Ma da almeno mezzo secolo gli architetti indagano la qualità estetica delle cose che hanno perso equilibrio e proporzione. Dal Robert Venturi del caos di Las Vegas, al Rem Koolhaas della New York dei deliranti disastri nasce l’epica metropolitana del moderno nomade eternamente in viaggio tra universi frammentati. La quale ha contribuito, bisogna pur dirlo, all’abbandono di quelle ricerche sull’abitazione che hanno costituito, da Morris a Le Corbusier, l’origine e il sale dell’architettura moderna.

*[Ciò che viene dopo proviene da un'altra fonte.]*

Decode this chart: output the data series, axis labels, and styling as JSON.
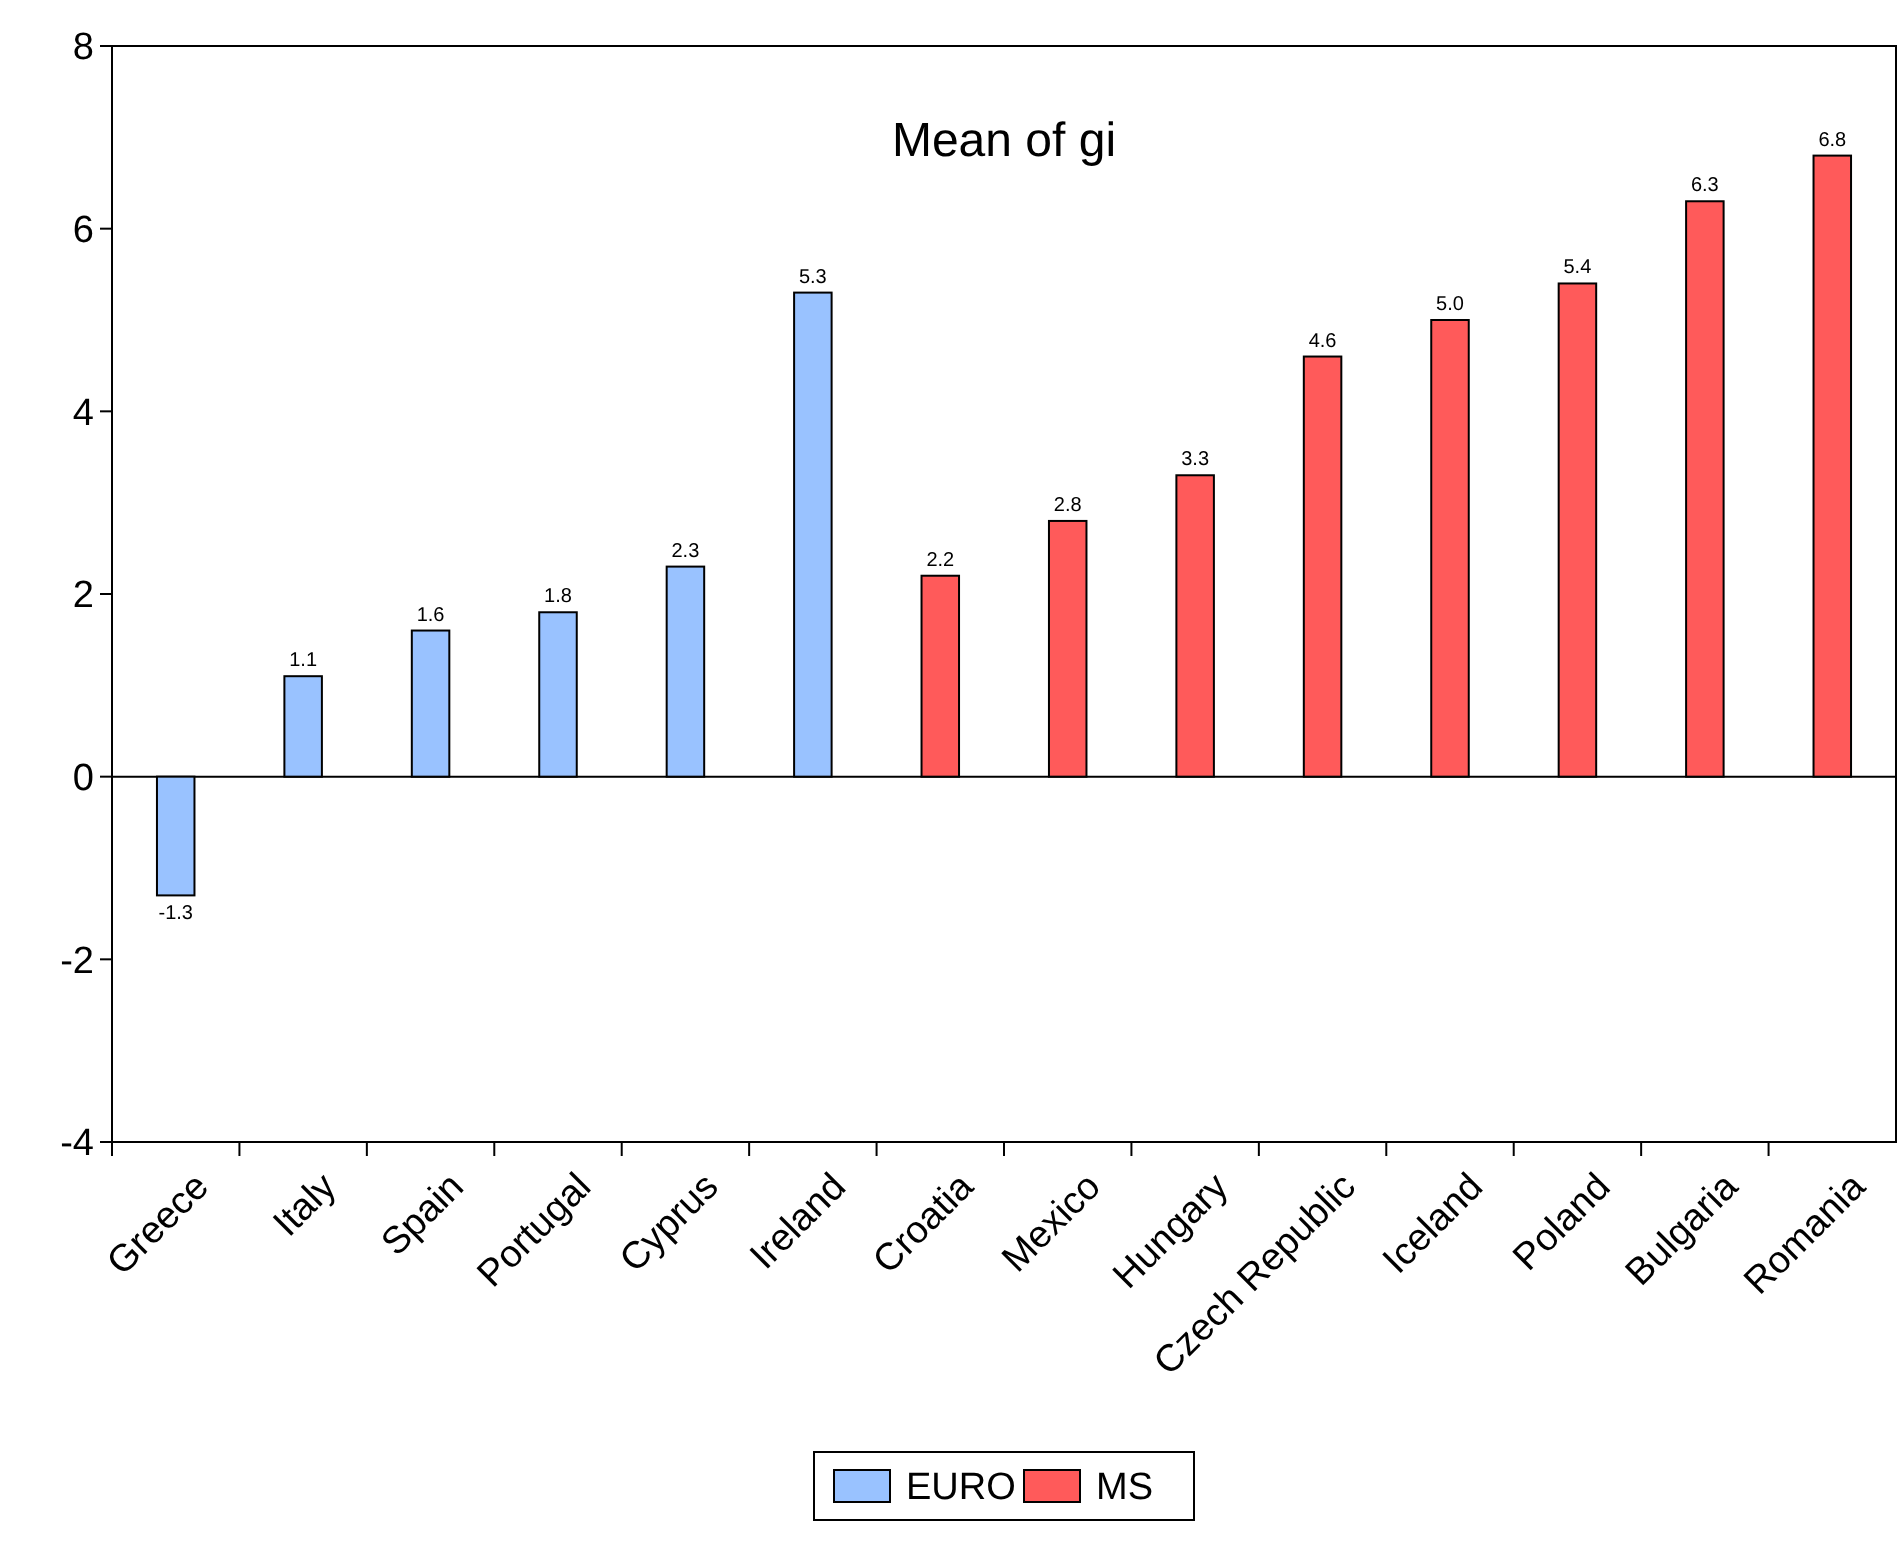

Oggi, persa la carica provocatoria, questo pensiero sperimentale si è trasformato in genere letterario frequentatissimo e vagamente lugubre dove il termine “bellezza” viene ormai rimosso, schivato dagli intellettuali.
Tanto che esso, associato al tema della metropoli, genera un singolare cortocircuito. E’ quello che è accaduto nel recente convegno al Palazzo dei Congressi (Corriere del 24 e 25 scorso) che, con il titolo “La bellezza dove non c’è”, poneva il problema della rigenerazione delle periferie romane, dell’hinterland verso il mare che l’EUR spa si propone di rinnovare.
Se l’aver dimenticato il ruolo della bellezza e del giudizio sintetico che essa contiene sembra averci privato di uno dei grandi strumenti di orientamento nel caos del mondo, le schegge delle borgate romane che scorrono dietro i finestrini di un’auto sembrano ancora indicare, senza bisogno di dimostrazioni, che il bello è altrove.
In realtà la città, anche quella del passato, è sempre stata un mondo di frammenti e i centri storici che abbiamo ereditato sono stati anche, e per lungo tempo, luoghi invivibili.
Ma l’uomo del medioevo vedeva nella polvere e nei blocchi di pietra che affollavano le piazze la forma della città ventura. E gli architetti del Quattrocento disegnavano la Roma antica non per quello che era, ma per quello che avrebbero voluto che fosse. Questo desiderio struggente era il vero progetto di futuro.
Forse anche noi, liberandoci dalle incrostazioni delle teorie (ma anche dalle nostalgie per il passato), dovremmo provare a guardare alla catastrofe, alle rovine della speculazione edilizia romana con occhi nuovi. Accettare il mutamento delle cose sapendo che si potranno ancora ricomporre in nuova bellezza. O, almeno, desiderarlo.